Halifax creative agency Trampoline Branding has taken the unusual step of happily announcing the impending departure of one of its employees. Even stranger, it did so without once using the euphemism “leaving to pursue other opportunities.”
“We’re proud to lose some award-winning talent,” says the headline of a press release announcing the departure of the agency’s award-winning designer Britt Hall, who is returning to her native Toronto in the spring to become a senior art director at Forsman & Bodenfors. “I could not be prouder if she was my own daughter,” said Trampoline CEO Marc Gascoigne in the release.
Hall joined Trampoline from a small Toronto design firm in 2015, and quickly put her imprimatur on the 30-person agency. “We saw her raw talent then and were happy to hire this promising junior and thought we could teach her a few things,” said the release. “Turns out, we did teach her a few things.
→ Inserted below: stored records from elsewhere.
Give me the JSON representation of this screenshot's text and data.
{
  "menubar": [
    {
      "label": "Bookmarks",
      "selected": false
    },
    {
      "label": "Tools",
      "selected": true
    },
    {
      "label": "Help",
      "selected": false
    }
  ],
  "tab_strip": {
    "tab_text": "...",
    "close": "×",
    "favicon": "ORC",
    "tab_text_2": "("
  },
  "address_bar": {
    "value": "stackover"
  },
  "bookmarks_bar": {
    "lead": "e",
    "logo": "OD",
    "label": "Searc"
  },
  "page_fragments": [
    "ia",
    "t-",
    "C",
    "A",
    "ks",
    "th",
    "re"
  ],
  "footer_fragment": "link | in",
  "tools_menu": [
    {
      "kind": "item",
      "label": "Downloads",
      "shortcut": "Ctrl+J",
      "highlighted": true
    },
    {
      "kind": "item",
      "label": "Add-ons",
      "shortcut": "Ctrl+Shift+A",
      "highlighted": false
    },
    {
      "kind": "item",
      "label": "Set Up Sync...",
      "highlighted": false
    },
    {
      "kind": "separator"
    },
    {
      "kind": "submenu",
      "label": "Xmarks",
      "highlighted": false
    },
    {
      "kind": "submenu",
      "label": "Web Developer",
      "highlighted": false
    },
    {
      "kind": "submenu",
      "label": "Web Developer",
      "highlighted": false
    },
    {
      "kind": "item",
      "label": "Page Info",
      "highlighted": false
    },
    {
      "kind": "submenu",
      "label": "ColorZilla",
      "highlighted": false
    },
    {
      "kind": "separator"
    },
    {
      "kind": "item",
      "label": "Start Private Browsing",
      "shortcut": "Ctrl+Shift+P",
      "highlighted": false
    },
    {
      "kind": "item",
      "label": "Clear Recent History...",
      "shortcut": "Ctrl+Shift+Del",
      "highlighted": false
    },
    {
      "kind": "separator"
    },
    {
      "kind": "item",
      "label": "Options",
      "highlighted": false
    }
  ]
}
But she taught us more.”
Among those lessons: How great design needn’t be a struggle; that fully formed humans can work with anyone; that it’s possible to lead from the middle; and great design can influence behaviour and make an entire province gladly roll up its sleeve with a smile.
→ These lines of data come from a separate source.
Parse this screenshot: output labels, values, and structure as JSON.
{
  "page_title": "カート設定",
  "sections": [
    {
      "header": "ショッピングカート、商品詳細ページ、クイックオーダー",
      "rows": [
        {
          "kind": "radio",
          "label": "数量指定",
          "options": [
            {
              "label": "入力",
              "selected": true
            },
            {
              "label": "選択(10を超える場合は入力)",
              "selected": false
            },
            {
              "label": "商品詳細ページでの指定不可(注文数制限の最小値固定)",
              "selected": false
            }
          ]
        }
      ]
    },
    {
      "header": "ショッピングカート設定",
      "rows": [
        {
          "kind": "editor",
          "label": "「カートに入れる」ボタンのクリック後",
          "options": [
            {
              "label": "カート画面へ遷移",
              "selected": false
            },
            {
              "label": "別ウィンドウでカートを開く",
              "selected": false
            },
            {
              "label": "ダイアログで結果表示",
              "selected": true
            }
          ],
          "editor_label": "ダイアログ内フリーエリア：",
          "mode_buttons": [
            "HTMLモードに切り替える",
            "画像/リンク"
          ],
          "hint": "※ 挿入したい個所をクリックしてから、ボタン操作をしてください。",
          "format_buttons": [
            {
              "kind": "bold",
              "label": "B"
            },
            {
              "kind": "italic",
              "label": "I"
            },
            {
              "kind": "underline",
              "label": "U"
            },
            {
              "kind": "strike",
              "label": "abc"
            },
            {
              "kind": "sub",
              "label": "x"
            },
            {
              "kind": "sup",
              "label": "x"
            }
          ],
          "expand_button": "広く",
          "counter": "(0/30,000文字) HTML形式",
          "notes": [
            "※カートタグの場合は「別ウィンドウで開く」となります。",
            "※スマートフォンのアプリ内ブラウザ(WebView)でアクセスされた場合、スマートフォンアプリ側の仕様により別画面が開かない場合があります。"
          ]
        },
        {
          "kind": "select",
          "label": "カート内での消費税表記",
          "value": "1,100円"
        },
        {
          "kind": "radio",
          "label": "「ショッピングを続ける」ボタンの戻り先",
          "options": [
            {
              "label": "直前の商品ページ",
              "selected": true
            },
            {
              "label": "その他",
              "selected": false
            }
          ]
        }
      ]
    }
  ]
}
Trampoline’s senior vice-president and executive creative director Shawn King said that Hall has “large aspirations,” something she made clear to the team’s leaders right from the outset. “What I love about that is you know they’re thinking big, and that gets reflected in their work,” said King. “There were no barriers for her; when she did work, she did it so that it would stand up regardless of where it was from.”
King acknowledged that it’s a little unusual to celebrate an employee’s departure, but said it also sends a nice message about the agency’s culture to both current and prospective employees. “It’s okay to move on, especially if it’s because of growth, learning and opportunity,” he said. “These are things we want to celebrate for sure.”
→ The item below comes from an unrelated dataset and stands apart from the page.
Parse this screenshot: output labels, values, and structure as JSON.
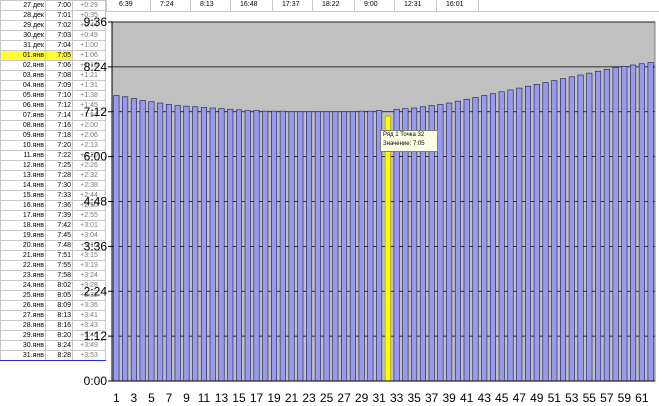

The idea for the release was inspired by 2014’s Ivany Report (“Now or Never”), which stated that Nova Scotia was on “the brink of an extended period of decline” because of “serious demographic challenges.” In short, there was much hand-wringing over the fact that young Nova Scotians were leaving for larger cities like Toronto and Montreal, and there was not enough migration of young people into the province to offset their departure.
“To anyone who was nervous about being able to have a career in advertising on the East Coast I was definitely an advocate and living, breathing proof that it could be done,” said King, a native Newfoundlander who has spent the entirety of his career in Nova Scotia. “It became something I was proud of, and you can see a similar statement being made with this release.”